David Wallack, who is White and has owned the beachfront bar Mango's for decades, blamed much of the chaos on multiple people crowding into single hotel rooms to save money, a standard practice for many younger Black or Latinx tourists.
"It's havoc going on, but it has nothing to do with the businesses. [Partiers] are not paying $15 and $20 to have a drink," he said. "They are out there because they are eight to 10 in a room and splitting it down so they pay $15 a night. They've been paying $35 and $55 round-trip from whatever city they're coming from. That's nothing. They're eating pizza."

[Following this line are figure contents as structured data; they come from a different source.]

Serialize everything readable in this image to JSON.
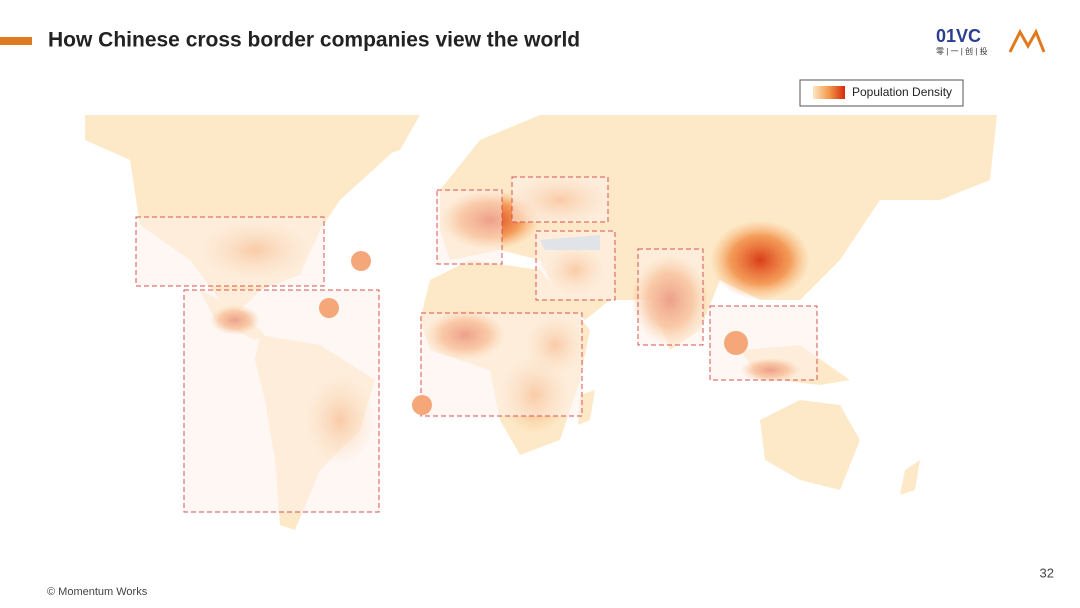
{
  "header": {
    "title": "How Chinese cross border companies view the world",
    "logo_text": "01VC",
    "logo_subtext": "零 | 一 | 创 | 投"
  },
  "legend": {
    "label": "Population Density"
  },
  "footer": {
    "copyright": "© Momentum Works",
    "page_number": "32"
  }
}
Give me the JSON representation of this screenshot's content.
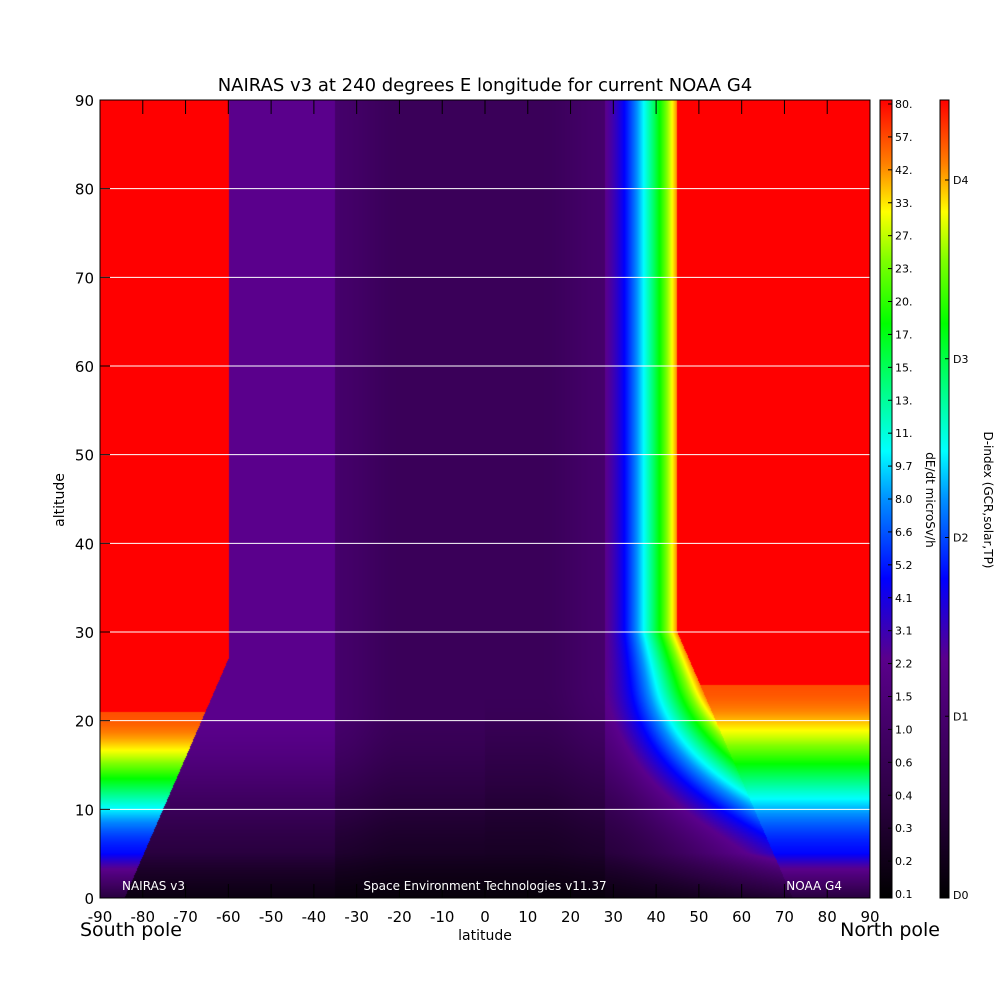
{
  "chart_data": {
    "type": "heatmap",
    "title": "NAIRAS v3 at 240 degrees E longitude for current NOAA G4",
    "xlabel": "latitude",
    "ylabel": "altitude",
    "xlim": [
      -90,
      90
    ],
    "ylim": [
      0,
      90
    ],
    "x_ticks": [
      "-90",
      "-80",
      "-70",
      "-60",
      "-50",
      "-40",
      "-30",
      "-20",
      "-10",
      "0",
      "10",
      "20",
      "30",
      "40",
      "50",
      "60",
      "70",
      "80",
      "90"
    ],
    "y_ticks": [
      "0",
      "10",
      "20",
      "30",
      "40",
      "50",
      "60",
      "70",
      "80",
      "90"
    ],
    "grid": "horizontal lines at each y tick",
    "x_end_labels": {
      "left": "South pole",
      "right": "North pole"
    },
    "annotations": {
      "left": "NAIRAS v3",
      "center": "Space Environment Technologies v11.37",
      "right": "NOAA G4"
    },
    "colorbar_dose": {
      "label": "dE/dt microSv/h",
      "ticks": [
        "80.",
        "57.",
        "42.",
        "33.",
        "27.",
        "23.",
        "20.",
        "17.",
        "15.",
        "13.",
        "11.",
        "9.7",
        "8.0",
        "6.6",
        "5.2",
        "4.1",
        "3.1",
        "2.2",
        "1.5",
        "1.0",
        "0.6",
        "0.4",
        "0.3",
        "0.2",
        "0.1"
      ]
    },
    "colorbar_index": {
      "label": "D-index (GCR,solar,TP)",
      "ticks": [
        "D4",
        "D3",
        "D2",
        "D1",
        "D0"
      ]
    },
    "field_description": {
      "high_dose_region_boundary_latitude_south": -60,
      "high_dose_region_boundary_latitude_north": 45,
      "high_dose_region_min_altitude_south": 21,
      "high_dose_region_min_altitude_north": 24,
      "low_dose_core_latitude_range": [
        -35,
        28
      ],
      "max_value": 80,
      "min_value": 0.1
    },
    "colors": {
      "max": "#ff0000",
      "high": "#ffff00",
      "mid": "#00ff00",
      "cyan": "#00ffff",
      "blue": "#0000ff",
      "purple": "#4b0082",
      "min": "#000000"
    }
  }
}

Wallack said that the rollback ordinance would hurt his business, but not other establishments throughout the city owned by celebrities and politically connected people.
"Why isn't Washington Avenue included in this, Mr. Mayor?" Wallack said. "I'll tell you why, because [developer] Scott Robins owns property, and he's people's partner on Washington Avenue. [Hospitality mogul David Grutman] owns Story [nightclub]."
Wallack said where well-connected people have their businesses has also affected policy.
"That's not in the [entertainment] district; that's south on Collins Avenue, and he also is a partner in a new hotel on Washington Avenue [with musician Pharrell Williams]," he said. "We just had a shooting outside The Licking [a restaurant part-owned by DJ Khaled]."
Wallack said problems have snowballed since 2015, when the Miami police began to issue citations, rather than arrest people, for marijuana possession. He also blamed hip-hop radio stations around the country for promoting Miami as an anything-goes destination. Wallack pointed out that voters in 2017 nixed a proposal to roll back bar hours then.
Pearson said the curfew was a limited solution to a much larger cultural issue.
“The 2 a.m. curfew was previously voted on by Miami Beach residents in 2017, and resoundingly failed. It’s not the sole answer on how to move forward," Pearson said.
Jesta Group, a Canadian firm that paid about $75M for the famous bar and hotel The Clevelander in 2018, has long threatened to sue over the matter. Its attorneys have asserted that it has vested rights conveyed by a land use order and that a 2 a.m. alcohol cutoff would be "financially disastrous."
Wallack on Wednesday told the Miami Herald that he would meet with the Clevelander's team to pursue litigation.
"We will lose megamillions,” he said. Mango's was closed for a year during the coronavirus pandemic and just reopened in April.
State representative Michael Grieco, a Miami Beach resident, wrote on Facebook that “the city is going to get sued, and candidly, it should.”
Grieco said the fight over the issue will inevitably be long and convoluted, no matter who prevails initially.
“There are multiple land owners who have property rights intertwined with this issue. By significantly reducing revenues you are either directly taking money out of the hands of operators, or doing so indirectly by devaluing the property itself," he wrote. "Either way, the City of Miami Beach taxpayer is going to be footing the bill on protracted, expensive litigation that is not going to end well for us.”